Trinity Lecturer in English Lynda Mugglestone will be undertaking a knowledge exchange project to create a permanent exhibition for Samuel Johnson’s Dictionary in the London house where he composed it.

Beginning in August 2023, the TORCH Knowledge Exchange project ‘Rethinking Johnson’s House of Words’ will invite new forms of engagement with the idea of ‘garret lexicography’ and the life of the harmless drudge. Professor Mugglestone’s project will be based at 17 Gough Square, London, in the garret of which Samuel Johnson, along with six amanuenses (and a revolutionary reading project) slowly composed his iconic Dictionary, by hand, between the late 1740s and 1755.

A new permanent exhibition will, in particular,  refocus the garret as the birthplace of a book of international significance, getting behind the print text to explore its hands-on making, and reuniting dispersed evidence of Johnson's preliminary work with its original home.

While Johnson’s work on English is often described as monumental, colossus-like, or compared to St Paul’s Cathedral, the garret is a reminder of the realities of production. The Dictionary paid the rent, courtesy of advance payments from Johnson’s publishers. His printer lived across the square, sending paper, proofs, and demands for both copy and compression.

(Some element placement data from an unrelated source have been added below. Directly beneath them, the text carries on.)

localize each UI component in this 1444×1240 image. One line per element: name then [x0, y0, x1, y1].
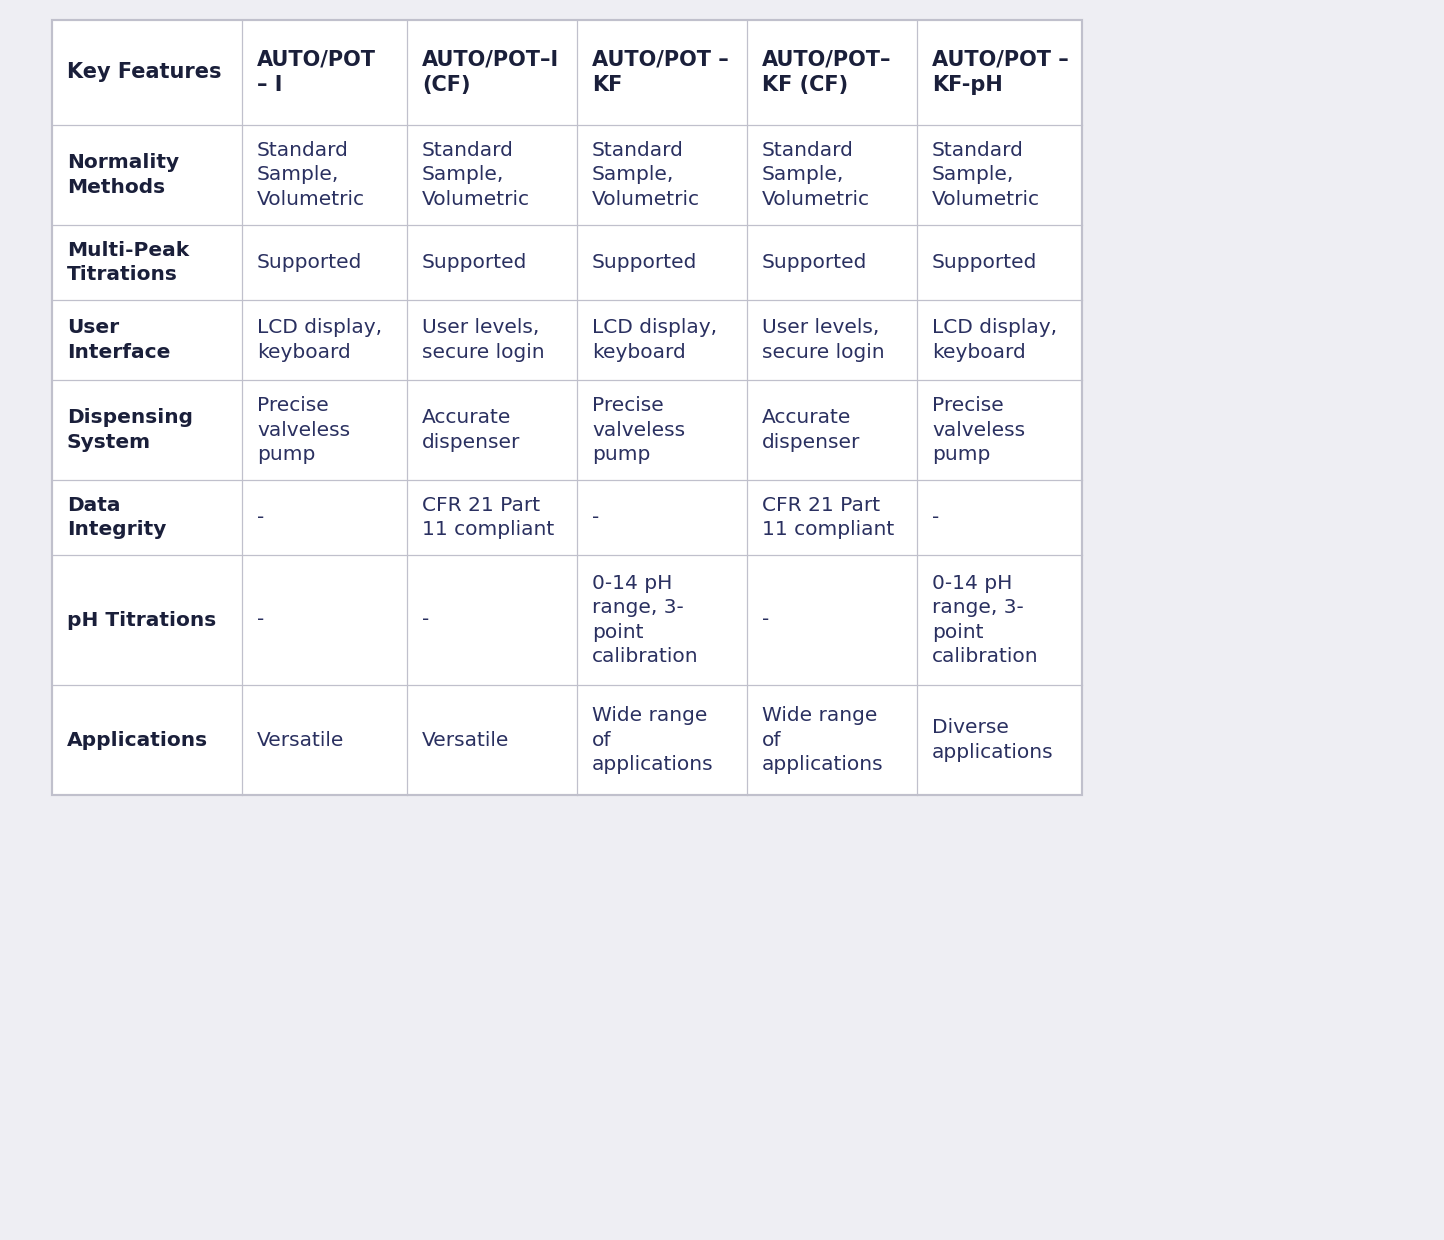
- Text: -: -: [422, 610, 429, 630]
- Text: AUTO/POT –
KF: AUTO/POT – KF: [592, 50, 729, 95]
- Text: pH Titrations: pH Titrations: [66, 610, 217, 630]
- Text: Precise
valveless
pump: Precise valveless pump: [257, 397, 349, 464]
- Bar: [52, 20, 1082, 795]
- Text: 0-14 pH
range, 3-
point
calibration: 0-14 pH range, 3- point calibration: [931, 574, 1038, 666]
- Text: Wide range
of
applications: Wide range of applications: [762, 707, 884, 774]
- Text: Dispensing
System: Dispensing System: [66, 408, 193, 451]
- Text: -: -: [592, 508, 599, 527]
- Text: CFR 21 Part
11 compliant: CFR 21 Part 11 compliant: [762, 496, 894, 539]
- Text: -: -: [257, 610, 264, 630]
- Text: Accurate
dispenser: Accurate dispenser: [422, 408, 520, 451]
- Text: AUTO/POT–
KF (CF): AUTO/POT– KF (CF): [762, 50, 891, 95]
- Text: User levels,
secure login: User levels, secure login: [422, 319, 544, 362]
- Text: Supported: Supported: [931, 253, 1037, 272]
- Text: Supported: Supported: [592, 253, 697, 272]
- Text: Supported: Supported: [762, 253, 868, 272]
- Text: Precise
valveless
pump: Precise valveless pump: [931, 397, 1025, 464]
- Bar: [52, 20, 1082, 795]
- Text: Diverse
applications: Diverse applications: [931, 718, 1054, 761]
- Text: -: -: [931, 508, 939, 527]
- Text: -: -: [257, 508, 264, 527]
- Text: LCD display,
keyboard: LCD display, keyboard: [931, 319, 1057, 362]
- Text: Normality
Methods: Normality Methods: [66, 154, 179, 197]
- Text: 0-14 pH
range, 3-
point
calibration: 0-14 pH range, 3- point calibration: [592, 574, 699, 666]
- Text: Standard
Sample,
Volumetric: Standard Sample, Volumetric: [257, 141, 365, 208]
- Text: Multi-Peak
Titrations: Multi-Peak Titrations: [66, 241, 189, 284]
- Text: Standard
Sample,
Volumetric: Standard Sample, Volumetric: [762, 141, 869, 208]
- Text: Versatile: Versatile: [422, 730, 510, 749]
- Text: LCD display,
keyboard: LCD display, keyboard: [257, 319, 383, 362]
- Text: Accurate
dispenser: Accurate dispenser: [762, 408, 861, 451]
- Text: Standard
Sample,
Volumetric: Standard Sample, Volumetric: [931, 141, 1040, 208]
- Text: AUTO/POT –
KF-pH: AUTO/POT – KF-pH: [931, 50, 1069, 95]
- Text: Applications: Applications: [66, 730, 208, 749]
- Text: AUTO/POT
– I: AUTO/POT – I: [257, 50, 375, 95]
- Text: Versatile: Versatile: [257, 730, 344, 749]
- Text: User levels,
secure login: User levels, secure login: [762, 319, 885, 362]
- Text: Wide range
of
applications: Wide range of applications: [592, 707, 713, 774]
- Text: CFR 21 Part
11 compliant: CFR 21 Part 11 compliant: [422, 496, 554, 539]
- Text: Standard
Sample,
Volumetric: Standard Sample, Volumetric: [592, 141, 700, 208]
- Text: User
Interface: User Interface: [66, 319, 170, 362]
- Text: Key Features: Key Features: [66, 62, 221, 83]
- Text: Data
Integrity: Data Integrity: [66, 496, 166, 539]
- Text: Supported: Supported: [422, 253, 527, 272]
- Text: Standard
Sample,
Volumetric: Standard Sample, Volumetric: [422, 141, 530, 208]
- Text: -: -: [762, 610, 770, 630]
- Text: LCD display,
keyboard: LCD display, keyboard: [592, 319, 718, 362]
- Text: AUTO/POT–I
(CF): AUTO/POT–I (CF): [422, 50, 559, 95]
- Text: Precise
valveless
pump: Precise valveless pump: [592, 397, 684, 464]
- Text: Supported: Supported: [257, 253, 362, 272]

Professor Mugglestone notes of the project: ‘On one hand, seen in heritage and historical terms, the garret is a unique space – a rare survival of a place where we can locate earlier dictionary-making in situ. On the other, the modern visitor to Johnson’s House will find the garret sadly anti-climactic – a few reminders of dictionary-making stand in a corner, alongside dressing-up and memories of the blitz.

‘The project will invite us, on a range of levels, to reconsider what it really meant to 'define your world' in the liminal territories of a historic house, while documenting the garret as a collaborative space, bound in critical ways to the challenging life of Grub Street and the professional writer.’

The project has links to Trinity College’s own history as well – not least in Johnson’s lengthy visit to Oxford in 1754 where he stayed in Kettell Hall, working on the history and preface in the final summer before the Dictionary’s completion, courtesy of his friendship with the poet and writer Thomas Warton.